【問140】知的財産管理技能検定2級 練習問題|救済(刑事罰・消滅時効)
不正競争防止法 問16/16難易度A(易しい)
問題文
営業秘密の侵害に対する救済に関する記述として、最も適切なものはどれか。
- 1.営業秘密を保有者から示された者が、図利加害目的でこれを使用・開示した場合、営業秘密侵害罪として刑事罰の対象となり得る。

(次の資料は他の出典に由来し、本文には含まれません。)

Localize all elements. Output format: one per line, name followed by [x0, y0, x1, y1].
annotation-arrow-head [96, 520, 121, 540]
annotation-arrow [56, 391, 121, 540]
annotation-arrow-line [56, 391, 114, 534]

- 2.営業秘密の侵害は、いかなる場合も民事上の差止め・損害賠償にとどまり、刑事罰が科されることはない。
- 3.営業秘密の使用行為に対する差止請求権には消滅時効の定めがなく、権利者はいつまでも行使することができる。
- 4.営業秘密侵害罪は、故意の有無を問わず、過失により営業秘密を漏えいした場合にも成立する。
解説
図利加害目的での営業秘密の不正取得・使用・開示等は、営業秘密侵害罪として刑事罰(21条)の対象となり得るため選択肢1が正しく、これを一律に否定する選択肢2は誤り。営業秘密の使用行為に対する差止請求権は、侵害の事実及び行為者を知った時から3年、又は行為開始から20年で時効消滅する(15条)ため選択肢3は誤り。営業秘密侵害罪の成立には図利加害目的等の故意を要し、単なる過失による漏えいは処罰対象でないため選択肢4は誤り。